About a year and a half ago, Chrisitan and Pacifique found themselves embarking on a new journey as HDAK Youth. They joined trainings of WRN & BYOB with hopes of finding the right career for themselves and to improve their standards of living. During their training, they met Daniel as they made site visits to a potential employers ( This is a very important aspect of the WRN curriculum to ensure that youth can gain experience before beginning a career in their respective trades of interest). Daniel trained them on how to repair and make shoes, and from there, they interests in creating a shoe-making business peaked.
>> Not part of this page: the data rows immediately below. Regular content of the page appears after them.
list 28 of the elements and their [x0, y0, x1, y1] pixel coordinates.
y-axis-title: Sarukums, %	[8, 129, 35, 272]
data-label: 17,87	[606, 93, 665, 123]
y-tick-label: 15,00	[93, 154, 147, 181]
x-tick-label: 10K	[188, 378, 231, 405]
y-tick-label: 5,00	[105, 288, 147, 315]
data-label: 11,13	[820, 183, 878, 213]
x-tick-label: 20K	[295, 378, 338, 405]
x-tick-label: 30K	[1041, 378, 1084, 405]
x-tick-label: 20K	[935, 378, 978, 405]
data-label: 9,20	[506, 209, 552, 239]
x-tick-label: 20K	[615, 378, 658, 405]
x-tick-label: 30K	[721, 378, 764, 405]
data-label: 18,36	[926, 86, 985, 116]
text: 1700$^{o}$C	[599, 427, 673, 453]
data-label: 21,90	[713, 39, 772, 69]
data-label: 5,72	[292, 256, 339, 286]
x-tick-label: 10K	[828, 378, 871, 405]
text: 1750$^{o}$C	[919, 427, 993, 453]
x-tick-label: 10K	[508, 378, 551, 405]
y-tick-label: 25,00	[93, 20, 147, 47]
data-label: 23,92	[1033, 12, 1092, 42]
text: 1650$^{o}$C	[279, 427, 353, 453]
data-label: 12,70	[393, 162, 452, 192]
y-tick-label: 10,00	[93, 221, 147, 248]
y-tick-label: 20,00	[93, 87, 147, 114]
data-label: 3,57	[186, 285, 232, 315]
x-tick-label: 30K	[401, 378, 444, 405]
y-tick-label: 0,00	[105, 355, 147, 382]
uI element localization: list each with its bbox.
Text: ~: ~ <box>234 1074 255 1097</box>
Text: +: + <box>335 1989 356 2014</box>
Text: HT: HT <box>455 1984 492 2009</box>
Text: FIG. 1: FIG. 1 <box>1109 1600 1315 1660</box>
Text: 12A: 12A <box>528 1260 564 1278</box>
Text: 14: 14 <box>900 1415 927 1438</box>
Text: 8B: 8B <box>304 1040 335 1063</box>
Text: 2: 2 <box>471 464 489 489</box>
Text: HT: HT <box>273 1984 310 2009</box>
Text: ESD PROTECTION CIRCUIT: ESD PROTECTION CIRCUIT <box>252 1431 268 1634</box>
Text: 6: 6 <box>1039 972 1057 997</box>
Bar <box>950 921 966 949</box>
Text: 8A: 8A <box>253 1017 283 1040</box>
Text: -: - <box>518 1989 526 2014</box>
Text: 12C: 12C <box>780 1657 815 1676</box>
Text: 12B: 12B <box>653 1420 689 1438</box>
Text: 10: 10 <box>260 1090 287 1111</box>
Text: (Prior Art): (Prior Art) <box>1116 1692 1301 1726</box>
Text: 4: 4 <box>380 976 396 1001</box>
As mentioned above, these youth have disabilities. They are supported by the The Umbrella of Organizations of Persons with Disabilities in fighting against HIV/AIDS and for Health Promotion (UPHLS). During their BYOB trainings, the youth learned about personal development plans (PDPs), and with the support of UPHLS began creating a plan in which they would start their own shoe-business (including a start-up kit with investment capital). They ended up partnering with their trainer Daniel, and now have a shop in the main isoko in COKO Sector.
The challenges that these youth face are unique to their identities as persons with disabilities and also as new entrepreneurs. Some of the challenges they face include living far from their shop and traveling to work with disabilities; traveling far distances with their disabilities affects their efficiency as a small business because they arrive to their shop later than they would desire, and thus, reducing the clock-time they need to operate at full capacity. Additionally, they struggle with economic environmental factors such as predicting when material prices for things such as rubber and wax will rise and also relaying that information to their customers. This is a classical example of asymmetric information in the marketplace.
But despite these challenges, the youth have been able to grow individually and contribute to the overall success of their business. Christian explained that the WRN training have taught the skills of quality product production, time-efficiency, upkeeping products; and Pacific believe that the trainings along with being in the business environment have helped him hone in on the sills of money management and marketing to customers.
Looking ahead, these youth have bright goals for their future. They are many shoe-makers in their community that they look to as role models, including Daniel, their master shoe-trainer; within the next five years, they aspire to continue to grow under the guide of these shoe-makers and open a shoe-factory with advanced technology.